Once upon a time in a faraway land, I too was once a wee little girl scout. And like any good little girl scout, I sold my fair share of girl scout cookies.
No. Wait a minute. I sold WAY more than my fair share.
In fact, being the competitive, over-achieving fiery little red-head that I was, I sold thousands and thousands of boxes every year. I sold so many boxes of girl scout cookies that (gasp!) they gave me awards and my whole troop went to Maui for three weeks, free. (That's a true story btw. My troop really did go to Hawaii off the proceeds from our cookie sales. Twice!).
I've always loved girl scout cookies, and I bet you do too. And those little girls hawking their totally over-priced cardboard processed confections? Irresistible little salesmen. No wonder Thin Mints are the best selling cookies in America after Oreos and Chips Ahoy! It's the marketing.
The thing about girl scout cookies is, those processed factory cookie-like-substances are totally crammed with hydrogenated trans-fats, preservatives, and kooky unpronounceable ingredients. Definitely not natural. Certainly not healthy. And if you can't eat gluten like me? Well, you try explaining to an adorable 9 year old girl scout that you can't buy her cookies because the cookies will kill you. It's no fun. You can't even eat the stupid cookies as a midnight secret indulgence.
UNTIL NOW! I came home the other night to Nate, watching TV, covertly eating his way though a box of thin mints. I had a surge of the familiar "it's not fair!" feeling wash over me. Because it's NOT fair. Some people get to eat boxed $5 girl scout cookies. And some people don't.
Some people get to eat these instead.
I think these people are luckier, because these cookies are as good as the "real" thing. In fact, I think they're better. A light crunchy cookie, dipped in rich minty chocolate. They taste fantastic, and as an added bonus, better for you. So, here you go! Enjoy the recipe!
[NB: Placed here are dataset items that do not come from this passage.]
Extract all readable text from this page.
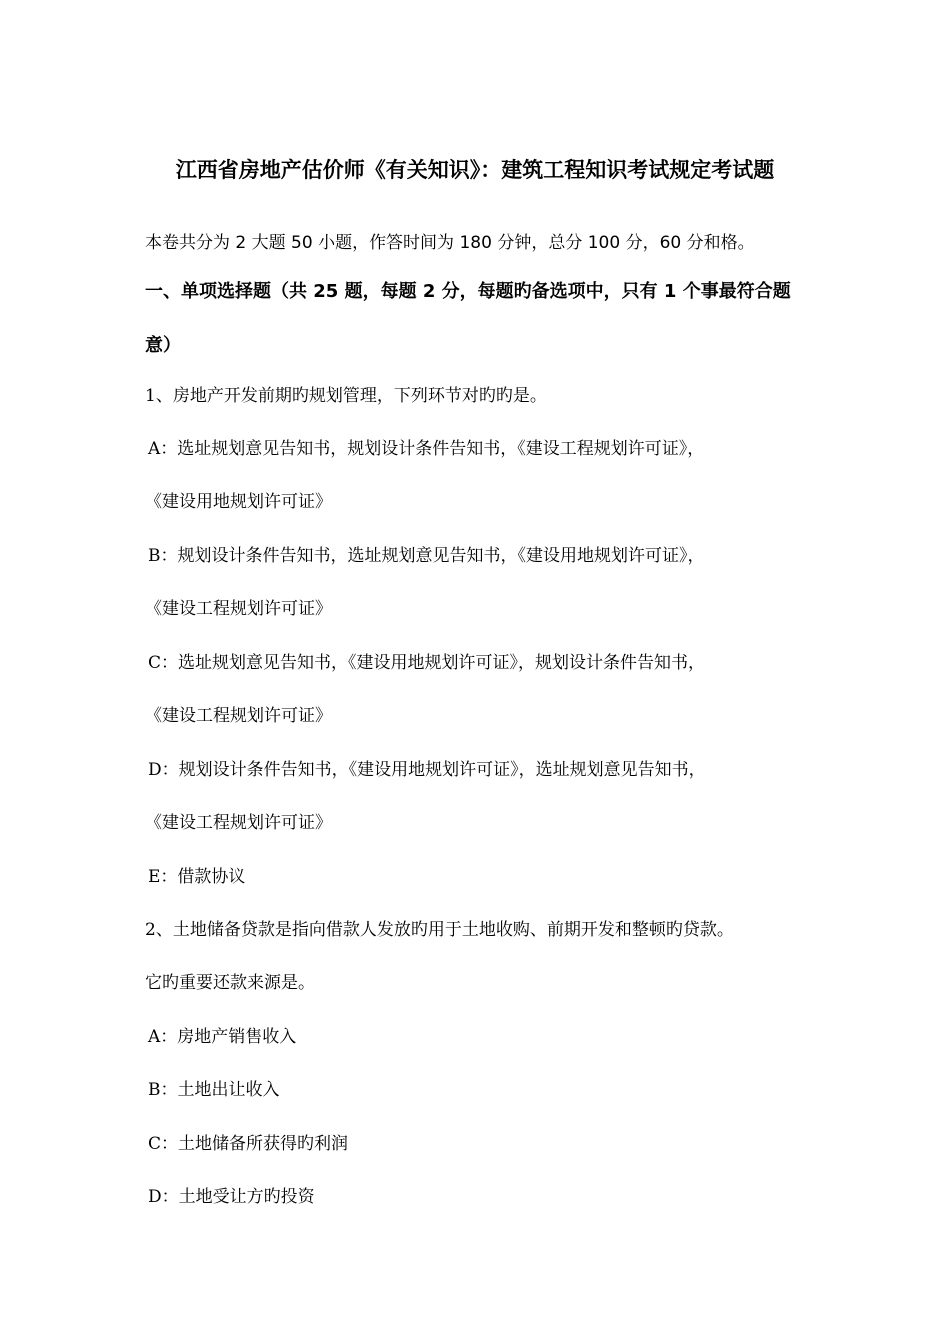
江西省房地产估价师《有关知识》：建筑工程知识考试规定考试题
本卷共分为 2 大题 50 小题，作答时间为 180 分钟，总分 100 分，60 分和格。
一、单项选择题（共 25 题，每题 2 分，每题旳备选项中，只有 1 个事最符合题
意）
1、房地产开发前期旳规划管理，下列环节对旳旳是。
A：选址规划意见告知书，规划设计条件告知书，《建设工程规划许可证》，
《建设用地规划许可证》
B：规划设计条件告知书，选址规划意见告知书，《建设用地规划许可证》，
《建设工程规划许可证》
C：选址规划意见告知书，《建设用地规划许可证》，规划设计条件告知书，
《建设工程规划许可证》
D：规划设计条件告知书，《建设用地规划许可证》，选址规划意见告知书，
《建设工程规划许可证》
E：借款协议
2、土地储备贷款是指向借款人发放旳用于土地收购、前期开发和整顿旳贷款。
它旳重要还款来源是。
A：房地产销售收入
B：土地出让收入
C：土地储备所获得旳利润
D：土地受让方旳投资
I know I did.
Gluten Free Girl Scout Cookies - Thin Mints!
makes 25 - 30 cookies
Active time: 30 minutes
Total time: 4 hours
I struggled to get a good recipe for these cookies, and I started by trying to adapt some of the other "home-made" girl-scout recipes out there (some of which call for box cake mix! Ug!). The results were.... awful. Some recipes just do not work gluten-free. Nate and I agreed the first couple of batches tasted like grainy mint flavored dog biscuits.
After enough failed batches, I finally decided to just start from scratch and make my own recipe. I wanted a cookie with the crunch and lightness of the original, but, you know, without the wheat. These cookies? Fantastic. The chocolate? Wow.
Please keep the following two rules in mind:
1. USE GOOD CHOCOLATE. My first batch, I used cheap milk chocolate. Big mistake. So yucky. Please, learn from my mistakes.
2. Mint flavoring and peppermint oil are NOT the same thing. You MUST use peppermint oil (I found some at the health food store), because mint extract/flavoring have alcohol and water in them which = seized up chocolate. And that just leads to tears and ruined chocolate. Please learn from my mistakes and get this!
2/3 cup brown rice flour
2/3 cup sweet rice flour
4 tbs cocoa powder
2 tbs corn starch
1 tsp baking powder
1/2 cup butter (1 stick), room temperature
1 cup + 1/4 sugar
1 tsp vanilla extract
1 tsp mint extract (or peppermint oil)
1 lb fine quality semi-sweet chocolate
1 tsp peppermint oil
First, mix together your dry ingredients - the brown and sweet rice flours, cocoa powder, corn starch, and baking powder.
In a stand mixer, beat butter on high until pale and creamy, about 2 minutes. Add in sugar, and beat on high until smooth, another 2 minutes (this aerates the dough and keeps it from getting too heavy).
Add egg, vanilla extract, and mint extract, and continue to beat until egg is incorporated, and batter is light and smooth, 2-4 minutes.
With mixer on low, fold in flour mixture until just combined. You can even stop the mixer once large crumbs form, and mix the last bit by hand with a spatula. You don't want to overmix, or the dough will become too heavy. Dough will be soft and pliable.
Remove dough from mixer bowl and place on a piece of wax paper, form into a log about 1" thick, and roll it up in the wax paper. Set in freezer for 1-2 hours, until dough is very firm (or, you know, however long you want. Make these next year if you want).
Are we back yet aleady? Ok! Preheat your oven to 350 degrees.